Avrupa Enerji Altyapısına Sabotaj

Paylaş

Bu yazı şu dillerde de mevcuttur: English Русский

26 Eylül 2022 tarihinde Danimarka Enerji Ajansı, Dueodde’nin güneydoğusundaki bölgede Kuzey Akım-II Doğalgaz Boru Hattı’nda sızıntı meydana geldiğini ve boru hattının etrafında hareket edilmesini yasaklayan bir bölge kurulduğunu duyurmuştur. Ajans, Danimarkalı yetkililerin Kuzey Akım-II Doğalgaz Boru Hattı’nda önemli bir basınç düşüşü yaşandığı konusunda bilgilendirildiğini açıklamıştır.[1]

Konuya ilişkin yaptığı açıklamada Kuzey Akım Proje Operatörü (Nord Stream AG), boru hattı işletmesinin restorasyonunun tamamlanma tarihini tahmin etmenin henüz mümkün olmadığını; ancak onarımların birkaç yıl sürebileceğini belirtmiştir. Boru hatlarının büyük bir kısmının deniz suyuyla dolması nedeniyle değiştirilmesi gerekebilir. Ancak Kuzey Akım-I ve Kuzey Akım-II Doğalgaz Boru Hatlarının onarımına sıcak bakılmadığı belirtilmektedir. Zira mevcut durumda Kuzey Akım-I Doğalgaz Boru Hattı’nın işlevselliği durma noktasına gelmiştir. Rusya, doğalgaz ihracatını azaltırken; Avrupalılar, bu hattın kullanılmaması gerektiğini düşünmeye başlamıştır. Kuzey Akım-II Doğalgaz Boru Hattı ise henüz işletilmeye başlamadan yasaklanmıştır.
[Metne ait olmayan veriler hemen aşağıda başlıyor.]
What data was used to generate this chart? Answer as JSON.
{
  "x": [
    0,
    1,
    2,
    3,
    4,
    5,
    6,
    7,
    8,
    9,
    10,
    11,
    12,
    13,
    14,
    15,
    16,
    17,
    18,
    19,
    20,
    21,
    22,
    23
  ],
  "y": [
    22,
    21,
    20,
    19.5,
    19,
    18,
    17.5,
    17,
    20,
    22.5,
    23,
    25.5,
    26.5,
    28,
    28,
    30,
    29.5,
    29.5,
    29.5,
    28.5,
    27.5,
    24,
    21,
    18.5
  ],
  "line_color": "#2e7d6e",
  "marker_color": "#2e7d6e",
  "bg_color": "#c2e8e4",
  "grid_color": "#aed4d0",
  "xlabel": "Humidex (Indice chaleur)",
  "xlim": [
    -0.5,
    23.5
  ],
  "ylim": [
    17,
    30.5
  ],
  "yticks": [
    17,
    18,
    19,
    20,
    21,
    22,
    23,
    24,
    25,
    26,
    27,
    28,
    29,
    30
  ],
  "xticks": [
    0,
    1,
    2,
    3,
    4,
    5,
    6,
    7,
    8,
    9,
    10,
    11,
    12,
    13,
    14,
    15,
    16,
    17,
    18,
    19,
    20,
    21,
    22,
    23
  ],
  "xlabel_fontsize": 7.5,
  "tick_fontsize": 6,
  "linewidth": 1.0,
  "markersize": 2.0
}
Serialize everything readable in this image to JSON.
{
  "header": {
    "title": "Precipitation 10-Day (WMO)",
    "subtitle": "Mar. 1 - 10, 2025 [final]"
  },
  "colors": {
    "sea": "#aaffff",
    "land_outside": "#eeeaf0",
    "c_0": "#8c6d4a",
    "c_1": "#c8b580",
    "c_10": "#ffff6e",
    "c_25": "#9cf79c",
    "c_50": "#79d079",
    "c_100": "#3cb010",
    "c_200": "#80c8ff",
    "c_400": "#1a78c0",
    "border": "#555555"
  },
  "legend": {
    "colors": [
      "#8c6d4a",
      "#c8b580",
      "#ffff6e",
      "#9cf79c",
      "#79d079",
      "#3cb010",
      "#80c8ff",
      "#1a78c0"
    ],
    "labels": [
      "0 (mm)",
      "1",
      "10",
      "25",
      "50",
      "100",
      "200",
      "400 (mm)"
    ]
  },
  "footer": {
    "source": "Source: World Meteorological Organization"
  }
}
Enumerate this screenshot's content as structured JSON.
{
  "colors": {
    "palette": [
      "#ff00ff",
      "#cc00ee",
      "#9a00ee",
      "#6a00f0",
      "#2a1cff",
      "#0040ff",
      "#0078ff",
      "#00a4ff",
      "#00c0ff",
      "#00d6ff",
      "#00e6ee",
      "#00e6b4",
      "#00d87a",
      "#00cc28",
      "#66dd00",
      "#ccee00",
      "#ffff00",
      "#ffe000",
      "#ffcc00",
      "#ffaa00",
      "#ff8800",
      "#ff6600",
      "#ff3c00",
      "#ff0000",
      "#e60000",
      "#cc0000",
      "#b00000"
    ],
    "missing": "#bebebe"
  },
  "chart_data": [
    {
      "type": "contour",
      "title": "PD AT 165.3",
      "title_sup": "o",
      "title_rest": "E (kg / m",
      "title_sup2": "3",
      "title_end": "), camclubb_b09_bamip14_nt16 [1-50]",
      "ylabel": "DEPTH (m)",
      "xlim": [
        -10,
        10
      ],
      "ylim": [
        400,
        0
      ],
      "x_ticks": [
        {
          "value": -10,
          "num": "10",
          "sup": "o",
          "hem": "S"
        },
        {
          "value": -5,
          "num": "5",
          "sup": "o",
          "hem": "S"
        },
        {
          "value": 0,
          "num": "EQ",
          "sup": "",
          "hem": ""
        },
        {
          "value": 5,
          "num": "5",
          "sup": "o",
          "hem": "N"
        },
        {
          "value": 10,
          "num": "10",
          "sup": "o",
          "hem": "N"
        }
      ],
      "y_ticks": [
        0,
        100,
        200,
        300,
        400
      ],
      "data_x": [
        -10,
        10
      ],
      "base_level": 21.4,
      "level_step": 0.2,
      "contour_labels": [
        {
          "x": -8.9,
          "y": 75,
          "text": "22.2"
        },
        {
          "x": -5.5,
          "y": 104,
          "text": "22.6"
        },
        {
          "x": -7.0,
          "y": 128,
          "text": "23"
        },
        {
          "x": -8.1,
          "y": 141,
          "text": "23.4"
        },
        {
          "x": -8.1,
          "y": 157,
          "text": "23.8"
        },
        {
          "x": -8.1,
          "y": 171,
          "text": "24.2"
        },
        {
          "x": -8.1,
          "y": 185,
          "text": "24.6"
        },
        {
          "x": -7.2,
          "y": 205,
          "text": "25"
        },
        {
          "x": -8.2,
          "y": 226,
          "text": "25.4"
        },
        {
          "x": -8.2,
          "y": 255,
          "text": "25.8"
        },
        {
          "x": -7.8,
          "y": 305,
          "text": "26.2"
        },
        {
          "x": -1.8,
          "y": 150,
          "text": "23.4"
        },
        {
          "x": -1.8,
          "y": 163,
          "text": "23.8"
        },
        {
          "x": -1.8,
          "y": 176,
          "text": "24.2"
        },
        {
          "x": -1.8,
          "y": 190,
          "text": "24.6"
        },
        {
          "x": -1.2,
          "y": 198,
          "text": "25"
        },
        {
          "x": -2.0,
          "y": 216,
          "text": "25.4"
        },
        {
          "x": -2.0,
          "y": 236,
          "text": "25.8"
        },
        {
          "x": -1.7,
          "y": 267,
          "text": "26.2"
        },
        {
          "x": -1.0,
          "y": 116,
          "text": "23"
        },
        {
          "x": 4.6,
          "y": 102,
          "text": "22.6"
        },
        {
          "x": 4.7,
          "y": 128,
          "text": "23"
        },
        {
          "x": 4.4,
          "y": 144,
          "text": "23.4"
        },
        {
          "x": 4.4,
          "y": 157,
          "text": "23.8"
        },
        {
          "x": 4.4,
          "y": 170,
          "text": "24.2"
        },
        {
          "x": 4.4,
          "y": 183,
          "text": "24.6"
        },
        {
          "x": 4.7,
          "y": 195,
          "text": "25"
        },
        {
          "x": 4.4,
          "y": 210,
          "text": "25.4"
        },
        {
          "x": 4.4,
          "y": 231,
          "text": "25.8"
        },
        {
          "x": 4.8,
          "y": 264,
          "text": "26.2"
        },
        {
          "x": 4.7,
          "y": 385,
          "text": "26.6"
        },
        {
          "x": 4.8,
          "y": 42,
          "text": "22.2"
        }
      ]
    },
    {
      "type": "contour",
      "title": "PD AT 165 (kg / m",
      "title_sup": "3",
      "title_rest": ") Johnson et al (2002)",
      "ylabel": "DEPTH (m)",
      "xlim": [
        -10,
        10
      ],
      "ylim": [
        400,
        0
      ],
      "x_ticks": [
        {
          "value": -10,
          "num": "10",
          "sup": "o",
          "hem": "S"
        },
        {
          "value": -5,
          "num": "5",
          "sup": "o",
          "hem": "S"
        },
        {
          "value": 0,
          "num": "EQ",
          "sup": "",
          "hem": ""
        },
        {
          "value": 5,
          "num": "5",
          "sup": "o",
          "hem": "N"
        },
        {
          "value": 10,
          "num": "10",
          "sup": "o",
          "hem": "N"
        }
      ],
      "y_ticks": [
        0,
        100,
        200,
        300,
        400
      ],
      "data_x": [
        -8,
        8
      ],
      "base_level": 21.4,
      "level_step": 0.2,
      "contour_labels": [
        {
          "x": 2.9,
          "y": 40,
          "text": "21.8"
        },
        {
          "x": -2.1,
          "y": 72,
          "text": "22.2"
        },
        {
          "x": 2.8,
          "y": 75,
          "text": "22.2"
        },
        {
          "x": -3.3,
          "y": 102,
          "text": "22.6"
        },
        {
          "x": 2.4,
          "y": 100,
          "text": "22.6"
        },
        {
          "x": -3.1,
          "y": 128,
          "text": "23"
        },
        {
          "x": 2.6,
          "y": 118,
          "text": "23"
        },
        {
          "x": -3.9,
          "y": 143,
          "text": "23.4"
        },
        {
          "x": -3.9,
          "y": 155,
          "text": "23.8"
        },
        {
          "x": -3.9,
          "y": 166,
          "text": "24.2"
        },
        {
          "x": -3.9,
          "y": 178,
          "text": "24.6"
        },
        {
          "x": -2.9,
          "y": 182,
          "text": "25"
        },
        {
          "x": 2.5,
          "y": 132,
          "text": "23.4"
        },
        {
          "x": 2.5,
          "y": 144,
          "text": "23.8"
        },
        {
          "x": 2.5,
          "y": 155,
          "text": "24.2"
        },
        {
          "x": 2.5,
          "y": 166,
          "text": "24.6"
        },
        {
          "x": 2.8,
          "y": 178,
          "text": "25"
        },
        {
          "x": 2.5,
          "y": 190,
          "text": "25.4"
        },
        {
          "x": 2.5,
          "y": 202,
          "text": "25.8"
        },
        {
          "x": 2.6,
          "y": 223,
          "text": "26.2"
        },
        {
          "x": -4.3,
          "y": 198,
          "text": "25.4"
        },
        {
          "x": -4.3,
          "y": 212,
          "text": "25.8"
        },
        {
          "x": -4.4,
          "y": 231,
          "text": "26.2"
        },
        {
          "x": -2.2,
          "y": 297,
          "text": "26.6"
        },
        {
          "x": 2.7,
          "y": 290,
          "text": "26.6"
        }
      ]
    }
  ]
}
Doğalgaz boru hattının Avrupalı ​​sahipleri, kazaların ve boru hatlarındaki basınç düşüşünün nedenlerini bilmediklerini ve soruşturmanın sürdüğünü iddia etmiştir. İsveç Dışişleri Bakanı Ann Linde ise 28 Eylül 2022 tarihinde yaptığı açıklamada boru hatlarındaki doğalgaz sızıntısının, muhtemelen sabotajların sebep olduğu patlamaların sonucunda gerçekleştiğini söylemiştir.[2]

Polonya Eski Dışişleri Bakanı Radoslav Sikorski ise doğalgaz boru hattına zarar verdiği için Amerika Birleşik Devletleri’ne (ABD) teşekkür etmiştir. Buna ek olarak Polonya Dışişleri Bakan Yardımcısı Marcin Przydacz, Varşova’nın sabotaj içeren bir senaryoyu dışlamadığını; fakat Danimarka’dan gerekli bilgileri alana kadar nihai bir sonuca varılamayacağını ifade etmiştir. Kremlin Sözcüsü Dmitry Peskov ise yaşanan durumun nedenlerinin hiçbir faktör göz ardı edilmeden araştırılması gerektiğini söylemiştir.[3]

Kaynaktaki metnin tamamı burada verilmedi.